The NTSB Investigative Update
has a lot of new info, facts, and new photos/diagrams. Note: the NTSB is calling it an Investigative Update and not a Preliminary Report (what's the difference? Isn't a Preliminary Report facts-only as well?)
Some interesting facts from the Investigative Update:
Examination of the main and tail rotor assemblies found damage consistent with powered rotation at the time of impact. Viewable sections of the engines showed no evidence of an uncontained or catastrophic internal failure.
At 0945, the pilot of N72EX again contacted SCT and advised he was climbing above cloud layers and requested advisory services. The second controller was not aware of the aircraft, as services had previously been terminated, so asked the pilot to identify the flight. The SCT controller then asked the pilot his intentions, to which he replied he was climbing to 4,000 feet. There were no further transmissions.
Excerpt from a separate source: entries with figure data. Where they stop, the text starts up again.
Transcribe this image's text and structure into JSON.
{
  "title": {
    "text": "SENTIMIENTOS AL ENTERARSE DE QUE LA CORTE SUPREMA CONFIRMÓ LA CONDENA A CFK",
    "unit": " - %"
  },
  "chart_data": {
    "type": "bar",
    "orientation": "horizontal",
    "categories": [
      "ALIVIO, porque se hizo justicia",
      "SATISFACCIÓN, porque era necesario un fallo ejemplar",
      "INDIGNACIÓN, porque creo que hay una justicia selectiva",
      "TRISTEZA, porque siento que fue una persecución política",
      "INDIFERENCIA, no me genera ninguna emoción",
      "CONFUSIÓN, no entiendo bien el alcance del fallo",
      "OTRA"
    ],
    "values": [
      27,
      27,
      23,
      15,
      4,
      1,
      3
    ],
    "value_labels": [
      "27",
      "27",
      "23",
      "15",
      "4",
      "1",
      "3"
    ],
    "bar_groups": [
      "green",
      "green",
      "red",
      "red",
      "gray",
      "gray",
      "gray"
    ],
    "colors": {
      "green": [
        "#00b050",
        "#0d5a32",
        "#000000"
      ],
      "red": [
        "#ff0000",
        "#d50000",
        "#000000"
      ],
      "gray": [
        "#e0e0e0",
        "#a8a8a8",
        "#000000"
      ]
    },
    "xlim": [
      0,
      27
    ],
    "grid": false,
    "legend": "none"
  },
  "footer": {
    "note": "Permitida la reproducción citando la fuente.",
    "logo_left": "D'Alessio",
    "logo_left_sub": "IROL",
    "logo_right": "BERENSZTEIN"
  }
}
The descent rate increased to over 4,000 feet per minute (fpm), ground speed reached 160 knots. The last ADS-B target was received at 1,200 feet msl approximately 400 feet southwest of the accident site.
An ALERTWildfire camera image (figure 4) taken at 0944 PST looking southeast toward the city of Van Nuys, as publicized on the National Weather Service (NWS) Los Angeles Twitter account, depicted the top of the cloud layer to the east of the accident site. The NWS analyzed the top of the cloud layer to be about 2,400 feet above mean sea level
Figure 5a was taken by a witness on the mountain bike trail about 0950. The witness stated that the area was surrounded by mist. He said he began to hear the sound of a helicopter, which he described as appropriate for a helicopter flying while in a powered condition. He perceived the sound getting louder and saw a blue and white helicopter emerge from the clouds passing from left to right directly to his left. He judged it to be moving fast, travelling on a forward and descending trajectory. It started to roll to the left such that he caught a glimpse of its belly. He observed it for 1 to 2 seconds, before it impacted terrain about 50 feet below his position.
After the sale to Island Express in 2015, the helicopter was converted to an 8-passenger seat configuration with two pilot stations up front and eight passengers in the rear
, separated by a bulkhead with sliding acrylic windows. Passenger seating was 2 four- occupant divans, one facing forward, the other rearward.
The pilot logged about 1,250 total hours in the S76 helicopter. His most recent flight review, including proficiency training in inadvertent entry into instrument meteorological conditions (IIMC) and unusual attitude recovery
, was conducted in a helicopter with EUROSAFETY International on May 8, 2019. The pilot received satisfactory grades for these maneuvers.